Ganham ênfase as operações psicológicas e de informação, o que também não é novo, haja vista que a ideia de conquistar mentes e corações é o cerne da doutrina contrarrevolucionária francesa. Keohane e Nye, dois insuspeitos liberais, apontam que o conceito básico de poder é a capacidade de influenciar os outros para que façam o que você quer. Basicamente, há três maneiras de se fazer isto: uma delas é ameaçá-los com porretes; a segunda é recompensá-los com cenouras; e a terceira é atraí-los ou cooptá-los para que queiram o mesmo que você. Se você conseguir atrair os outros, de modo que queiram o que você quer, vai ter que gastar muito menos em cenouras e porretes.
O que há, então, de diferente atualmente?
A posse de Trump contou com dois personagens bastante importantes, um mais discreto, e o outro espalhafatoso: Mark Zuckerberg, dono da Meta, empresa que tem o Instagram (onde você vai ver a divulgação desse texto) e o Facebook; e Elon Musk, dono do X. Juntos, eles controlam, com exceção do Tik Tok, as principais redes sociais mundiais, através das quais seres humanos se relacionam (ou não) e se (des)informam. Não nos enganemos. Trump pode ser alaranjado, mas laranja, ele não é.

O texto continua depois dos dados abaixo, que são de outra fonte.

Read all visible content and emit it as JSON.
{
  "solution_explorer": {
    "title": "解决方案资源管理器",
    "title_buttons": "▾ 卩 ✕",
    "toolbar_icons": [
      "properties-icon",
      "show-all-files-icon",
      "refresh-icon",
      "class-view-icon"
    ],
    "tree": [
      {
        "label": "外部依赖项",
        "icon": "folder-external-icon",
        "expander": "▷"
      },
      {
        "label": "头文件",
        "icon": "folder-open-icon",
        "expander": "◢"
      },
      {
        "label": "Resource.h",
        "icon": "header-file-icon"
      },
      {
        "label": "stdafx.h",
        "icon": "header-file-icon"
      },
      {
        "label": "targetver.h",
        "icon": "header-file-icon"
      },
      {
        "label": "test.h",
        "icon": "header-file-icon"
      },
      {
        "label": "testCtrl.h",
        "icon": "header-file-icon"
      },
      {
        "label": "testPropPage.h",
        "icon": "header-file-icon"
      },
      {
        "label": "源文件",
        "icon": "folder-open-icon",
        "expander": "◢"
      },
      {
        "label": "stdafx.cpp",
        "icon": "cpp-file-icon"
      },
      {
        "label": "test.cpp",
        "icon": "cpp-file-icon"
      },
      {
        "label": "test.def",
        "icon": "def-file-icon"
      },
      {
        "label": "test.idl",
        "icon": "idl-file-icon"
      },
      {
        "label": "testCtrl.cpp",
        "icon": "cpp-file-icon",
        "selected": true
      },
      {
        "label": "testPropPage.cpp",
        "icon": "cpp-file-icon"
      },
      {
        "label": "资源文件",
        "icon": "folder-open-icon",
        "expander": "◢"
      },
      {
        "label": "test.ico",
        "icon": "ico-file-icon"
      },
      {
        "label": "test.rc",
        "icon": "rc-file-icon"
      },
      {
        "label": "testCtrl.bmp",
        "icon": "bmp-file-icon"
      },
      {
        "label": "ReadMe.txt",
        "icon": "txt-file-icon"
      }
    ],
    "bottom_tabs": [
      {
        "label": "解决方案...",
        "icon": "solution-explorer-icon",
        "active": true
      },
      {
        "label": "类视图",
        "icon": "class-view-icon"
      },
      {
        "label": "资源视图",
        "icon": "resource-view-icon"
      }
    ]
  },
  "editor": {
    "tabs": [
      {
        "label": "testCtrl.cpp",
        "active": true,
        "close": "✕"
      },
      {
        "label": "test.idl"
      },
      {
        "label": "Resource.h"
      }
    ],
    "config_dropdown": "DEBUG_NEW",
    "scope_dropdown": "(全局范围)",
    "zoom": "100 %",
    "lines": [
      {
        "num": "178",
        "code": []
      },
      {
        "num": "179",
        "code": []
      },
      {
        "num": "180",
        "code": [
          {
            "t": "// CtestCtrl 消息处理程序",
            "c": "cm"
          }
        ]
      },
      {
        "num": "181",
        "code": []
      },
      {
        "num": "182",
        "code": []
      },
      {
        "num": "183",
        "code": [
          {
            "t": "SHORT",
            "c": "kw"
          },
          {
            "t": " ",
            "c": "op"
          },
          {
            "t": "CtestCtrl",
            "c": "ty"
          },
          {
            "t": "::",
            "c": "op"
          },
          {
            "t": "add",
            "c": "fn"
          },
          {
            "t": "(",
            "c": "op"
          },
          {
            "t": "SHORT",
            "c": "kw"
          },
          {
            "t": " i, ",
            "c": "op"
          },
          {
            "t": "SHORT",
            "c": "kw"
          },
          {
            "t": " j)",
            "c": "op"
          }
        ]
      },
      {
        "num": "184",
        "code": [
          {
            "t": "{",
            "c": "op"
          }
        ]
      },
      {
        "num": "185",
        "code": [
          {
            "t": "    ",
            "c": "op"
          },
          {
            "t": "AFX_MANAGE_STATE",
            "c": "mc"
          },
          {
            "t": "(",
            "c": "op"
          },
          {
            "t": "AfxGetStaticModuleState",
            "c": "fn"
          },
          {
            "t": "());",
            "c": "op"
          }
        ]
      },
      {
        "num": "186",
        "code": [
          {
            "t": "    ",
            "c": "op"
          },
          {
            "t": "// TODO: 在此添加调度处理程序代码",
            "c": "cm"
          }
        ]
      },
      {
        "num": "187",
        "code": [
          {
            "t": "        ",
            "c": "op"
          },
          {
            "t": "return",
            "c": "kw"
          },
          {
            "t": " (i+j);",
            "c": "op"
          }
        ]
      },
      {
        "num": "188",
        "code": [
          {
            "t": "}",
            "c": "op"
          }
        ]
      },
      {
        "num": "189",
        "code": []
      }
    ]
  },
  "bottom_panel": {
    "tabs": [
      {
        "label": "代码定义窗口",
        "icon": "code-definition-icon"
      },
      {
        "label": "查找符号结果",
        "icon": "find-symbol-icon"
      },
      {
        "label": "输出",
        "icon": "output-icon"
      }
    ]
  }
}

Defende-se que ao menos três características devem ser destacadas como novidades na batalha das ideias no século XXI. A primeira é a velocidade, uma vez que a internet imprime uma nova dinâmica às discussões sobre a fluidez de tempo e espaço. Uma segunda questão é o terreno. Se antes cidades pequenas, a população rural, ou mesmo moradores das periferias dos grandes centros passavam ao largo das discussões políticas, elas foram definitivamente incluídas através das redes sociais, que passam a servir como mais um terreno de batalha, extenso e intenso, pois infiltra a vida privada. A terceira, e mais recente, é a customização das informações que são utilizadas nas operações psicológicas através do uso de big data, o que aumenta a sua eficácia, pois confina as interações sociais a bolhas que se retroalimentam e agudizam.
Em suma, a revolução nas comunicações permite um novo patamar para as operações psicológicas direcionadas ao inimigo ou ao próprio povo, ferramenta tática determinante para a conquista do objetivo estratégico: o controle da vontade, do desejo do outro.
Se essa é a novidade contemporânea, a resistência a ela deve abranger ações em múltiplas direções, como a regulamentação das redes sociais existentes, a construção de redes nacionais, a alfabetização comunicacional da população, a ampliação dos conhecimentos sobre a formação social do povo brasileiro pela academia em geral, pela esquerda e inclusive, pelas Forças Armadas. Há que dar conteúdo nacional e popular à bonita palavra Pátria, sob pena de nos esquecermos que a América é uma palavra para pensar dois continentes, e não apenas um país.
(*) Ana Penido é pós-doutorada em ciência politica pela Unicamp, pesquisadora do Grupo de Estudos em Defesa e Segurança Internacional (Gedes – Unicamp) e do Instituto Tricontinental de Pesquisa Social.